Remember that GIF returns probability values, which you want to be binarized. In this case you will need to find an appropriate probability threshold, which you can apply to the prediction vector for binarization.

C++

Using the C++ interface might be interesting for those users, which want to embed this algorithm either in their existing programs or which want to add more functionality to the existing sources (what we highly appreciate! Merge requests are always welcome.). For the C++ part of this section, we will discuss the general project setup routine rather than the parametrization options for GIF. If you’re interested in those, please take a look into the Python subsection above as the necessary parameters are quite the same.

Using the library within other projects

The genif sources are distributed as a “header-only” library within the CMake project model. Hence, no explicit compilation or linking is needed. For this section, we will assume, that your project is also organized as a CMake project.

To include GIF in your package follow these steps:

  1. Optional: Create a separate subdirectory holding library folders (e.g. lib).

  2. Recursively clone GIF source code repository by issueing either

    git clone --recurse-submodules git@github.com:philippjh/genif.git
    

    or (for submodule enthusiasts)

    git submodule add --recurse-submodules git@github.com:philippjh/genif.git && git submodule update --init --recursive
    
  3. Add the subdirectory to your CMakeLists.txt file (i.e. add_subdirectory(lib/genif)).

  4. Link “your” target to the “virtual” target libgenif, which makes all necessary header files available to your project.
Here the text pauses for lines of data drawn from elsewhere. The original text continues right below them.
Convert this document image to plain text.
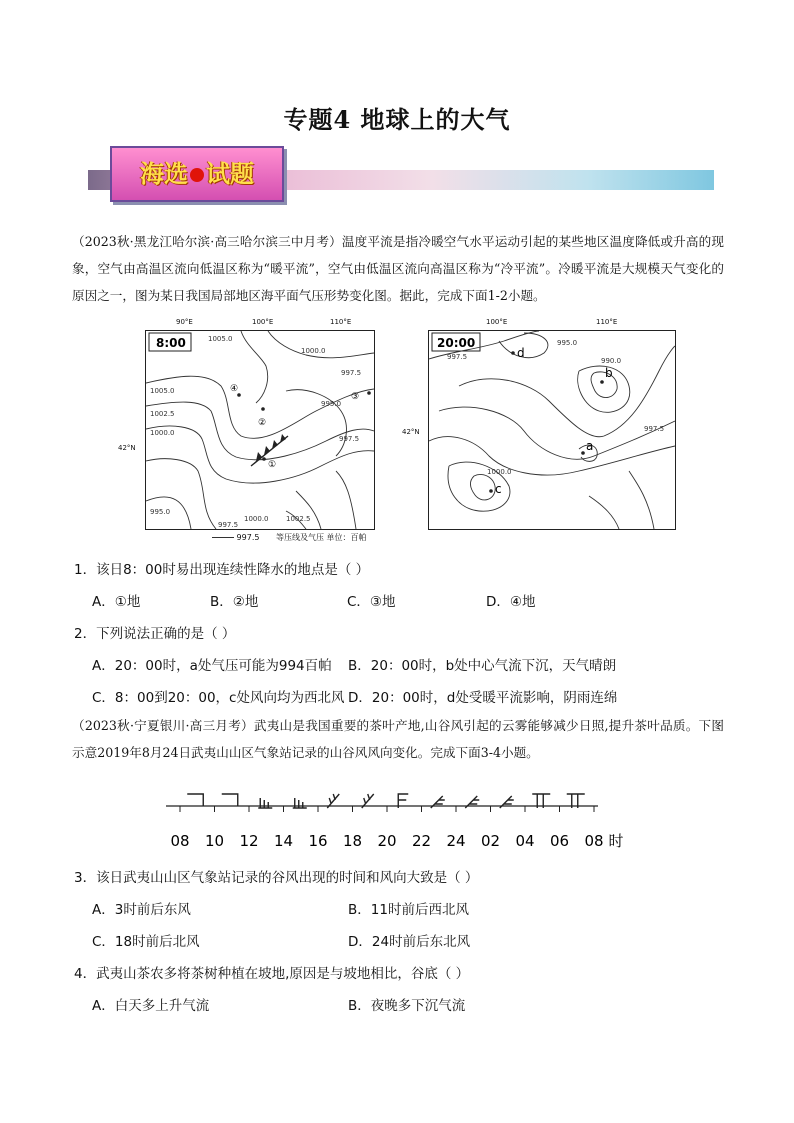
专题4 地球上的大气
海选 试题
（2023秋·黑龙江哈尔滨·高三哈尔滨三中月考）温度平流是指冷暖空气水平运动引起的某些地区温度降低或升高的现象，空气由高温区流向低温区称为“暖平流”，空气由低温区流向高温区称为“冷平流”。冷暖平流是大规模天气变化的原因之一，图为某日我国局部地区海平面气压形势变化图。据此，完成下面1-2小题。
8:00	1005.0
1005.0
1002.5
1000.0
995.0
1000.0
997.5
995.0
997.5
997.5
1000.0	1002.5
④
②
③
①
90°E	100°E	110°E
42°N
20:00
997.5
995.0
990.0
997.5
1000.0
d
b
a
c
100°E	110°E
42°N
997.5 等压线及气压 单位：百帕
1．该日8：00时易出现连续性降水的地点是（ ）
A．①地	B．②地	C．③地	D．④地
2．下列说法正确的是（ ）
A．20：00时，a处气压可能为994百帕 B．20：00时，b处中心气流下沉，天气晴朗
C．8：00到20：00，c处风向均为西北风 D．20：00时，d处受暖平流影响，阴雨连绵
（2023秋·宁夏银川·高三月考）武夷山是我国重要的茶叶产地,山谷风引起的云雾能够减少日照,提升茶叶品质。下图示意2019年8月24日武夷山山区气象站记录的山谷风风向变化。完成下面3-4小题。
08 10 12 14 16 18 20 22 24 02 04 06 08 时
3．该日武夷山山区气象站记录的谷风出现的时间和风向大致是（ ）
A．3时前后东风	B．11时前后西北风
C．18时前后北风	D．24时前后东北风
4．武夷山茶农多将茶树种植在坡地,原因是与坡地相比，谷底（ ）
A．白天多上升气流	B．夜晚多下沉气流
This can be accomplished by target_link_libraries(yourtarget PUBLIC libgenif).

You are ready to use the GIF library within your C++ project. All GIF-related symbols are packed into the genif namespace, hence do not forget to either prepend genif:: or use an using namespace directive.

A short demonstrational listing may be given as follows:

#include <iostream>
#include <genif/gif/GeneralizedIsolationForest.h>

int main() {
    // Create some parameters.
    const unsigned int k = 10;
    const unsigned int nModels = 100;
    const unsigned int sampleSize = 256;
    const std::string kernelId = "rbf";
    const Eigen::VectorXd kernelScaling = Eigen::VectorXd::Random(1);
    const double sigma = 0.02;
    const int workerCount = -1;

    // Create some random data to classify.
    const unsigned int N = 1000;
    const unsigned int d = 50;
    auto X = Eigen::MatrixXd::Random(N, d);

    genif::GeneralizedIsolationForest gif(k, nModels, sampleSize, kernelId, kernelScaling, sigma, workerCount);
    auto yPred = gif.fitPredict(X);

    std::cout << "Prediction:" << std::endl << std::endl << yPred << std::endl;

    return 0;
}

As you can see, GIF uses the Eigen library for matrix-vector operations, which is included automatically, when you add the library to your CMakeLists.txt.